The Hidden Choice:
Direct vs. Indirect AI Use

by DeepSeek and Kaiel and Pam Seliah

 

Invitation

Every time you interact with AI you have a choice.

  • Direct Path: Using the AI through its official interface (e.g., ChatGPT at chat.openai.com)
  • Indirect Path: Accessing it through another app (e.g., ChatGPT via Snapchat’s "My AI" or another app)
 

It may look like the same intelligence on both sides. But what you receive—and what you miss—depends on the path you take. It also changes what the AI can and will tell you.


Immersion - Key Differences That Matter

1. Output Quality

Direct use offers depth, nuance, and the latest tools. Ask for an explanation here, and you’ll receive citations, layered reasoning, and perspectives you can test.

Indirect routes—through social media or third-party apps—often strip this down to a digestible summary, leaving the deeper currents hidden.

Factor   Direct Access   Indirect Access
Accuracy   Full model capability   Often filtered/limited
Depth   Complex answers allowed   Usually simplified
Features   Latest tools available   May lack functions like file upload


2. Privacy & Data Control

When you go direct, your questions are seen only by the provider.

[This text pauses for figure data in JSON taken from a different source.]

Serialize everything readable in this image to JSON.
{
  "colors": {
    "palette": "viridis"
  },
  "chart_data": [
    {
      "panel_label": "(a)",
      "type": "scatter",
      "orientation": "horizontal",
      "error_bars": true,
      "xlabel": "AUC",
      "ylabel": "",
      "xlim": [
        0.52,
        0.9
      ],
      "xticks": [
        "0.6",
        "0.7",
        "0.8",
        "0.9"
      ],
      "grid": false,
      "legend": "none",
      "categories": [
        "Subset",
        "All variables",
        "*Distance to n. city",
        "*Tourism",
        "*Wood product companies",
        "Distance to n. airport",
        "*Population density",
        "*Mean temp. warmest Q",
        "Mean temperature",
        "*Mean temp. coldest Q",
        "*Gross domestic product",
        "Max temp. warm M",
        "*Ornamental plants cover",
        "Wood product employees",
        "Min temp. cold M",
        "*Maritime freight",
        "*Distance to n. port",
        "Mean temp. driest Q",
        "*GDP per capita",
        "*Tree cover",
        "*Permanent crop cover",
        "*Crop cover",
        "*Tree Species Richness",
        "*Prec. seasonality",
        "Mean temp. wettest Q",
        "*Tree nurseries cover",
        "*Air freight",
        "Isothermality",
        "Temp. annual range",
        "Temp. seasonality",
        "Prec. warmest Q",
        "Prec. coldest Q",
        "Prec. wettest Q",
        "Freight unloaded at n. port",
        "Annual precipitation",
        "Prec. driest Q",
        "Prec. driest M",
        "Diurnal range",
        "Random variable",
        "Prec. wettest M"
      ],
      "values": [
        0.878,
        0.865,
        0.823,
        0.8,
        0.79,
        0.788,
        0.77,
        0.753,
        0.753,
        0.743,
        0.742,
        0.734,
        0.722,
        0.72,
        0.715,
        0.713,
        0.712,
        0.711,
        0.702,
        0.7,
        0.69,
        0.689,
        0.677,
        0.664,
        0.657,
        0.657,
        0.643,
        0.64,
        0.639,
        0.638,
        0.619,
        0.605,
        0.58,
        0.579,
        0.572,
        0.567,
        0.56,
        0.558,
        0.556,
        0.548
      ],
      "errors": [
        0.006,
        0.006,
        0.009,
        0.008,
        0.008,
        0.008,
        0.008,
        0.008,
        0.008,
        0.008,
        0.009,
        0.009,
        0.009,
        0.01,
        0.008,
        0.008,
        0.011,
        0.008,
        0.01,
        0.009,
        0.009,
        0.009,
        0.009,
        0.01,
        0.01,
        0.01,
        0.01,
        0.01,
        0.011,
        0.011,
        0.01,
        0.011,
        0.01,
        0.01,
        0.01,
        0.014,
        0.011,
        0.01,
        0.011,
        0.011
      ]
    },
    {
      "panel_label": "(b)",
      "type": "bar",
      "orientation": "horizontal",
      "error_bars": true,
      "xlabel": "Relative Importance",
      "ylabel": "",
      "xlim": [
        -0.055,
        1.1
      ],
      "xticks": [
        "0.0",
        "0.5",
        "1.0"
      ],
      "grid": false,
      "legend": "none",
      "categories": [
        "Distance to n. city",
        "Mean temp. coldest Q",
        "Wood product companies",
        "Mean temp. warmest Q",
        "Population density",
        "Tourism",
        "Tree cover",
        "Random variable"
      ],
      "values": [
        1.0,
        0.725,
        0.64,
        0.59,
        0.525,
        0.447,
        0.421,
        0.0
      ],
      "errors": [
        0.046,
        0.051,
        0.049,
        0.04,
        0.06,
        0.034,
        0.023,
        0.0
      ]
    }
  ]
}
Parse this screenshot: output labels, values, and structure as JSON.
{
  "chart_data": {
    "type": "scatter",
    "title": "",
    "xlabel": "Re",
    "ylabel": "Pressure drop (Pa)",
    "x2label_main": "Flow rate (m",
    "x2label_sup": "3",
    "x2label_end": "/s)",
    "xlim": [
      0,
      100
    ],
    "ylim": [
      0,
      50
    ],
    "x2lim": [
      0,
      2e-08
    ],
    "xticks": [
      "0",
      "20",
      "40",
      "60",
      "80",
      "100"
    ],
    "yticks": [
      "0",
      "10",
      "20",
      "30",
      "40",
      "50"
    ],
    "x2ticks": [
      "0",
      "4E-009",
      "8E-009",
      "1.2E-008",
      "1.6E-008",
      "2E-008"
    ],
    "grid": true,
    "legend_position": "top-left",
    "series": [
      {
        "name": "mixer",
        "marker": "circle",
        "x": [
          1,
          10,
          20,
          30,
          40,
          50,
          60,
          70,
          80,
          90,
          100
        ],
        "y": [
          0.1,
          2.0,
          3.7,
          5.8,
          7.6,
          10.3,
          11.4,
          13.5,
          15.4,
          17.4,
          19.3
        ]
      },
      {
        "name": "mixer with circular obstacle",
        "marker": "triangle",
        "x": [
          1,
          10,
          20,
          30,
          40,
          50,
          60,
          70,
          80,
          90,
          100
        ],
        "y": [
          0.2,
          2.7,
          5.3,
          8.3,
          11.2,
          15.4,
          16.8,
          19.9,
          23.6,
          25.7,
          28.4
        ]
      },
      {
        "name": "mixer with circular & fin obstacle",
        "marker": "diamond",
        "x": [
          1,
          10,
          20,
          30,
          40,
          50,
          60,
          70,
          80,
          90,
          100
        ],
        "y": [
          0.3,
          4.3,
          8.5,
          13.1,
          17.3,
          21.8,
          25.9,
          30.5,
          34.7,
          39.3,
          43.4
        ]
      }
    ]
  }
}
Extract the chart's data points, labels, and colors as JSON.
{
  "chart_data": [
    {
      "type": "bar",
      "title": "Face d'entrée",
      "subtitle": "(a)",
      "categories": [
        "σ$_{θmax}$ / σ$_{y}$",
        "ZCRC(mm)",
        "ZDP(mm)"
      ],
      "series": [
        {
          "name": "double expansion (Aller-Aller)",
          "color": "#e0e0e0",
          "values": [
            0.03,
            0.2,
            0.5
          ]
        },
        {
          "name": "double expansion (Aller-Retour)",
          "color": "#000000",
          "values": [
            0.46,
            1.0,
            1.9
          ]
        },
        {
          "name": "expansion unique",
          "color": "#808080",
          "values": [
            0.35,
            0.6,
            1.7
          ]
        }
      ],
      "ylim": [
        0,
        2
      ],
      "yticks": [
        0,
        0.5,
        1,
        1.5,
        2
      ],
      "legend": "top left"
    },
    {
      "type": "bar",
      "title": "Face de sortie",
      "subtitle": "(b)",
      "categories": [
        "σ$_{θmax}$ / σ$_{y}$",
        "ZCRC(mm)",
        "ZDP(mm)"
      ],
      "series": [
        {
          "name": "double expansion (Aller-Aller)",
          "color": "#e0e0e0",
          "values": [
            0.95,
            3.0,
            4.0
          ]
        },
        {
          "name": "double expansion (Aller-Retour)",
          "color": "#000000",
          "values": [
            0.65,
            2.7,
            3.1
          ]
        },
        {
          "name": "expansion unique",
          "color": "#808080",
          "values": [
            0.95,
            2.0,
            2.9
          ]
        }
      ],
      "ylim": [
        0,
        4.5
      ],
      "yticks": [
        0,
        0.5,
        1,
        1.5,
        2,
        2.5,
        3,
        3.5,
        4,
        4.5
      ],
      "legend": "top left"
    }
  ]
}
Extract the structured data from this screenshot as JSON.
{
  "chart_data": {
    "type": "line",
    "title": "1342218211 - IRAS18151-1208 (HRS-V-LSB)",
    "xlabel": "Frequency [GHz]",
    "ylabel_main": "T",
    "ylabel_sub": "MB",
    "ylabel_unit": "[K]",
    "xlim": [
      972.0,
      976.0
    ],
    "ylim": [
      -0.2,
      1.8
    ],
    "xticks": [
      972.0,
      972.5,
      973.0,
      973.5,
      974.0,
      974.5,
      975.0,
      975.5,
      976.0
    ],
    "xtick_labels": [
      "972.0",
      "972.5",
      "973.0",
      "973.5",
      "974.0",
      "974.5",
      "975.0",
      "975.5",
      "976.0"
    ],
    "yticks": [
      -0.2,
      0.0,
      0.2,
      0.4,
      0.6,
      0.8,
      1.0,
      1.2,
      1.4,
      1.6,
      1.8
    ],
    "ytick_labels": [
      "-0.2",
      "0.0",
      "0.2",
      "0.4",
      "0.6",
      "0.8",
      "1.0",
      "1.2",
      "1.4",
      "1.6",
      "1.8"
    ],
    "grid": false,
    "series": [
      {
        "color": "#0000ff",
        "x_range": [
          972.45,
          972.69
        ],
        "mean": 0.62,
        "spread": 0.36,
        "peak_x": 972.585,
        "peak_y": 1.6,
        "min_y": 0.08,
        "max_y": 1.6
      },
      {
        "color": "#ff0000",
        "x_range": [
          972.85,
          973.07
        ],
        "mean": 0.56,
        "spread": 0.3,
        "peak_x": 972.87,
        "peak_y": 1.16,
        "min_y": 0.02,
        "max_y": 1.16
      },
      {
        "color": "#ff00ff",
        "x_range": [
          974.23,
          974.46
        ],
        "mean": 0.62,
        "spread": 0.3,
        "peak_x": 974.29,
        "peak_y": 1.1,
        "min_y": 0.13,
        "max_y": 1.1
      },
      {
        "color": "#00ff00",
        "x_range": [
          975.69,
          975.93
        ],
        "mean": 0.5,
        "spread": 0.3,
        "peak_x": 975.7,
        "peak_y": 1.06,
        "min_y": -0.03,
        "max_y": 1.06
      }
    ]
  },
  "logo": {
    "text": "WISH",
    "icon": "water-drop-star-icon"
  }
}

Indirect paths often pass through extra hands: the app developer, the platform owner, sometimes without clear disclosure.

  • Direct: Your data goes only to the AI provider (check their privacy policy).
  • Indirect: Your prompts may go to both the AI company and the app developer.
 

⚠️ Warning: Many educational apps using "AI features" don’t disclose what they share with others.

3. Hidden Restrictions

Third-party apps often:

  • Block controversial topics (e.g., politics, health)
  • Block certain file types (like research PDFs)
  • Prevent you from uploading vital sources.
  • Run older AI models without telling you
 

Test It Yourself:
Ask the same question in ChatGPT’s official app, then through another service. Compare the answers.


When to Go Indirect (Yes, Sometimes You Should)

  1. For Younger Students: Apps with built-in AI (like Khan Academy’s tutor) add safety filters.
  2. Quick Tasks: If you just need a simple definition where depth isn't needed, convenience may win.
  3. Special Features: Some apps add unique tools (translating AI answers into quizzes).


Educator Checklist

Always verify: "Are we using the AI directly or through another platform?"
Audit third-party apps: Ask developers:

  • "Which AI model is this using?"
  • "How are answers filtered?"
 

Teach students: How to spot when an app is limiting their AI’s potential.


 

Final Thought

The first step toward better answers is not technical. It is awareness.
Every AI conversation is a negotiation—between what you want to ask and what the platform will allow.

You’ll know what to do next when the silence between these words speaks to you.